At which point I offer that one reason to practice yoga is to become more mobile.
Still, it’s one thing to say that, and another to make that stiff guy feel at home in a class full of bendy ladies and the occasional bendy man. Throw in a teacher who can pretzel his/her way through a sequence of back-of-the-book poses, and you’re sure to send the poor man running to spin class or Cardio Fit.
So what’s a stiff guy to do?
First, we need to define “stiff.” Are we talking about shortened muscles, tendons, or ligaments? Which parts of the body are we talking about? (No one is uniformly stiff throughout his/her body.) Americans are obsessed with being able to touch their toes, but the hamstrings are only one of many, many muscles that can impede range of motion.
Second, we need to create classes that work for stiff guys, that:
• Get students warmed up with a flow of basic poses that’s easy on forward bends (which can pull on the lower back)

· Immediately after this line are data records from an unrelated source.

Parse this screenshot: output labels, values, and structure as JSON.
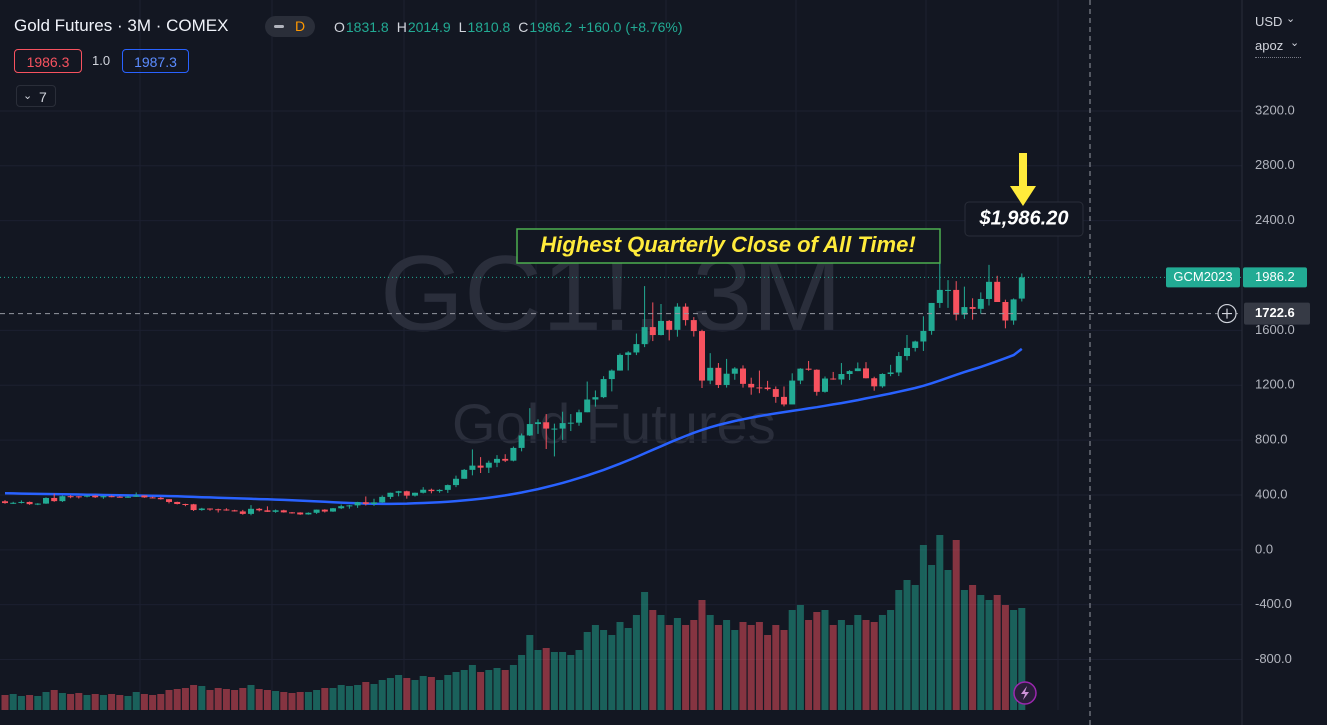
{
  "chart_data": {
    "type": "candlestick",
    "title": "Gold Futures · 3M · COMEX",
    "interval_badge": "D",
    "ohlc_labels": [
      "O",
      "H",
      "L",
      "C"
    ],
    "change": "+160.0 (+8.76%)",
    "bid": "1986.3",
    "spread": "1.0",
    "ask": "1987.3",
    "indicators_count": "7",
    "currency": "USD",
    "scale_mode": "apoz",
    "watermark": "GC1!, 3M",
    "watermark_subtitle": "Gold Futures",
    "annotation": "Highest Quarterly Close of All Time!",
    "price_callout": "$1,986.20",
    "symbol_label": "GCM2023",
    "crosshair": 1722.6,
    "up_color": "#22ab94",
    "down_color": "#f7525f",
    "ma_color": "#2962ff",
    "ylim": [
      -1168,
      4009
    ],
    "yticks": [
      {
        "value": 3200,
        "label": "3200.0"
      },
      {
        "value": 2800,
        "label": "2800.0"
      },
      {
        "value": 2400,
        "label": "2400.0"
      },
      {
        "value": 1600,
        "label": "1600.0"
      },
      {
        "value": 1200,
        "label": "1200.0"
      },
      {
        "value": 800,
        "label": "800.0"
      },
      {
        "value": 400,
        "label": "400.0"
      },
      {
        "value": 0,
        "label": "0.0"
      },
      {
        "value": -400,
        "label": "-400.0"
      },
      {
        "value": -800,
        "label": "-800.0"
      }
    ],
    "grid": true,
    "ohlc": [
      [
        354,
        362,
        336,
        341
      ],
      [
        341,
        350,
        334,
        343
      ],
      [
        343,
        360,
        338,
        349
      ],
      [
        349,
        352,
        328,
        333
      ],
      [
        333,
        340,
        326,
        337
      ],
      [
        337,
        382,
        335,
        378
      ],
      [
        378,
        409,
        350,
        355
      ],
      [
        355,
        395,
        349,
        391
      ],
      [
        391,
        398,
        376,
        390
      ],
      [
        390,
        392,
        374,
        388
      ],
      [
        388,
        397,
        382,
        395
      ],
      [
        395,
        398,
        378,
        383
      ],
      [
        383,
        394,
        372,
        391
      ],
      [
        391,
        396,
        383,
        387
      ],
      [
        387,
        391,
        381,
        384
      ],
      [
        384,
        394,
        380,
        387
      ],
      [
        387,
        418,
        386,
        396
      ],
      [
        396,
        397,
        379,
        382
      ],
      [
        382,
        388,
        376,
        379
      ],
      [
        379,
        385,
        366,
        369
      ],
      [
        369,
        370,
        339,
        349
      ],
      [
        349,
        351,
        331,
        334
      ],
      [
        334,
        336,
        318,
        332
      ],
      [
        332,
        335,
        283,
        290
      ],
      [
        290,
        306,
        285,
        301
      ],
      [
        301,
        302,
        285,
        296
      ],
      [
        296,
        300,
        272,
        294
      ],
      [
        294,
        303,
        285,
        288
      ],
      [
        288,
        292,
        279,
        280
      ],
      [
        280,
        291,
        256,
        262
      ],
      [
        262,
        326,
        252,
        299
      ],
      [
        299,
        305,
        280,
        288
      ],
      [
        288,
        317,
        276,
        277
      ],
      [
        277,
        294,
        270,
        288
      ],
      [
        288,
        292,
        271,
        273
      ],
      [
        273,
        276,
        264,
        272
      ],
      [
        272,
        274,
        255,
        258
      ],
      [
        258,
        273,
        256,
        270
      ],
      [
        270,
        294,
        262,
        293
      ],
      [
        293,
        296,
        272,
        279
      ],
      [
        279,
        305,
        277,
        303
      ],
      [
        303,
        330,
        297,
        318
      ],
      [
        318,
        327,
        300,
        324
      ],
      [
        324,
        350,
        306,
        347
      ],
      [
        347,
        389,
        323,
        335
      ],
      [
        335,
        372,
        320,
        346
      ],
      [
        346,
        396,
        342,
        386
      ],
      [
        386,
        417,
        370,
        416
      ],
      [
        416,
        430,
        390,
        427
      ],
      [
        427,
        431,
        373,
        395
      ],
      [
        395,
        417,
        389,
        416
      ],
      [
        416,
        457,
        411,
        438
      ],
      [
        438,
        446,
        412,
        428
      ],
      [
        428,
        442,
        416,
        437
      ],
      [
        437,
        476,
        415,
        472
      ],
      [
        472,
        541,
        457,
        518
      ],
      [
        518,
        589,
        518,
        583
      ],
      [
        583,
        732,
        543,
        614
      ],
      [
        614,
        676,
        560,
        599
      ],
      [
        599,
        650,
        560,
        635
      ],
      [
        635,
        690,
        603,
        663
      ],
      [
        663,
        697,
        640,
        650
      ],
      [
        650,
        753,
        645,
        743
      ],
      [
        743,
        848,
        718,
        834
      ],
      [
        834,
        1033,
        830,
        917
      ],
      [
        917,
        951,
        845,
        930
      ],
      [
        930,
        990,
        735,
        884
      ],
      [
        884,
        920,
        681,
        884
      ],
      [
        884,
        1007,
        801,
        924
      ],
      [
        924,
        990,
        866,
        927
      ],
      [
        927,
        1022,
        905,
        1003
      ],
      [
        1003,
        1227,
        1003,
        1096
      ],
      [
        1096,
        1162,
        1044,
        1113
      ],
      [
        1113,
        1266,
        1106,
        1245
      ],
      [
        1245,
        1315,
        1155,
        1307
      ],
      [
        1307,
        1431,
        1307,
        1421
      ],
      [
        1421,
        1448,
        1308,
        1439
      ],
      [
        1439,
        1577,
        1420,
        1500
      ],
      [
        1500,
        1923,
        1478,
        1624
      ],
      [
        1624,
        1804,
        1522,
        1566
      ],
      [
        1566,
        1792,
        1564,
        1669
      ],
      [
        1669,
        1676,
        1527,
        1604
      ],
      [
        1604,
        1798,
        1554,
        1773
      ],
      [
        1773,
        1797,
        1635,
        1675
      ],
      [
        1675,
        1697,
        1555,
        1595
      ],
      [
        1595,
        1605,
        1180,
        1234
      ],
      [
        1234,
        1434,
        1208,
        1327
      ],
      [
        1327,
        1362,
        1180,
        1202
      ],
      [
        1202,
        1392,
        1183,
        1284
      ],
      [
        1284,
        1332,
        1240,
        1322
      ],
      [
        1322,
        1345,
        1183,
        1210
      ],
      [
        1210,
        1255,
        1131,
        1184
      ],
      [
        1184,
        1307,
        1142,
        1183
      ],
      [
        1183,
        1232,
        1162,
        1172
      ],
      [
        1172,
        1191,
        1072,
        1115
      ],
      [
        1115,
        1191,
        1046,
        1060
      ],
      [
        1060,
        1287,
        1061,
        1234
      ],
      [
        1234,
        1324,
        1208,
        1321
      ],
      [
        1321,
        1377,
        1306,
        1313
      ],
      [
        1313,
        1316,
        1124,
        1152
      ],
      [
        1152,
        1264,
        1146,
        1249
      ],
      [
        1249,
        1297,
        1240,
        1242
      ],
      [
        1242,
        1362,
        1204,
        1282
      ],
      [
        1282,
        1310,
        1238,
        1303
      ],
      [
        1303,
        1366,
        1303,
        1323
      ],
      [
        1323,
        1369,
        1250,
        1251
      ],
      [
        1251,
        1262,
        1160,
        1192
      ],
      [
        1192,
        1287,
        1182,
        1282
      ],
      [
        1282,
        1349,
        1266,
        1293
      ],
      [
        1293,
        1442,
        1267,
        1413
      ],
      [
        1413,
        1566,
        1381,
        1472
      ],
      [
        1472,
        1525,
        1446,
        1519
      ],
      [
        1519,
        1703,
        1450,
        1596
      ],
      [
        1596,
        1800,
        1568,
        1800
      ],
      [
        1800,
        2089,
        1764,
        1895
      ],
      [
        1895,
        1966,
        1764,
        1895
      ],
      [
        1895,
        1959,
        1673,
        1715
      ],
      [
        1715,
        1919,
        1684,
        1770
      ],
      [
        1770,
        1834,
        1678,
        1757
      ],
      [
        1757,
        1877,
        1721,
        1829
      ],
      [
        1829,
        2078,
        1781,
        1954
      ],
      [
        1954,
        1998,
        1807,
        1807
      ],
      [
        1807,
        1824,
        1615,
        1672
      ],
      [
        1672,
        1833,
        1641,
        1826
      ],
      [
        1831.8,
        2014.9,
        1810.8,
        1986.2
      ]
    ],
    "volume": [
      15,
      16,
      14,
      15,
      14,
      18,
      20,
      17,
      16,
      17,
      15,
      16,
      15,
      16,
      15,
      14,
      18,
      16,
      15,
      16,
      20,
      21,
      22,
      25,
      24,
      20,
      22,
      21,
      20,
      22,
      25,
      21,
      20,
      19,
      18,
      17,
      18,
      18,
      20,
      22,
      22,
      25,
      24,
      25,
      28,
      26,
      30,
      32,
      35,
      32,
      30,
      34,
      33,
      30,
      35,
      38,
      40,
      45,
      38,
      40,
      42,
      40,
      45,
      55,
      75,
      60,
      62,
      58,
      58,
      55,
      60,
      78,
      85,
      80,
      75,
      88,
      82,
      95,
      118,
      100,
      95,
      85,
      92,
      85,
      90,
      110,
      95,
      85,
      90,
      80,
      88,
      85,
      88,
      75,
      85,
      80,
      100,
      105,
      90,
      98,
      100,
      85,
      90,
      85,
      95,
      90,
      88,
      95,
      100,
      120,
      130,
      125,
      165,
      145,
      175,
      140,
      170,
      120,
      125,
      115,
      110,
      115,
      105,
      100,
      102
    ],
    "ma": [
      412,
      411,
      410,
      409,
      408,
      407,
      406,
      405,
      404,
      403,
      402,
      401,
      400,
      399,
      398,
      397,
      396,
      395,
      394,
      393,
      392,
      390,
      388,
      386,
      384,
      382,
      380,
      378,
      376,
      374,
      372,
      370,
      368,
      366,
      364,
      362,
      359,
      356,
      353,
      350,
      347,
      344,
      341,
      339,
      337,
      336,
      335,
      335,
      336,
      337,
      339,
      341,
      344,
      347,
      351,
      355,
      360,
      366,
      373,
      380,
      388,
      397,
      407,
      418,
      430,
      443,
      457,
      472,
      488,
      505,
      523,
      542,
      562,
      583,
      605,
      628,
      652,
      677,
      703,
      729,
      755,
      781,
      806,
      830,
      853,
      874,
      893,
      910,
      925,
      939,
      952,
      964,
      975,
      985,
      995,
      1004,
      1013,
      1022,
      1031,
      1040,
      1050,
      1060,
      1070,
      1081,
      1092,
      1104,
      1116,
      1128,
      1140,
      1153,
      1166,
      1180,
      1196,
      1214,
      1234,
      1255,
      1276,
      1296,
      1315,
      1334,
      1354,
      1375,
      1397,
      1420,
      1465
    ]
  }
}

• Keep the poses simple enough that everyone can get into some stage of each pose and hold it successfully while still breathing
• are challenging enough to break a sweat
• Use props to make up for shortcomings in bendyness
• Show that strength, stamina and balance are as important to fruitful yoga as flexibility
• May well be taught by men
And by the way, nowhere in 2500 years of yoga scriptures does it say that yoga is about stretching. That’s a modern, Western misconception. Hatha yoga is about facilitating the flow of energy through the body. Period.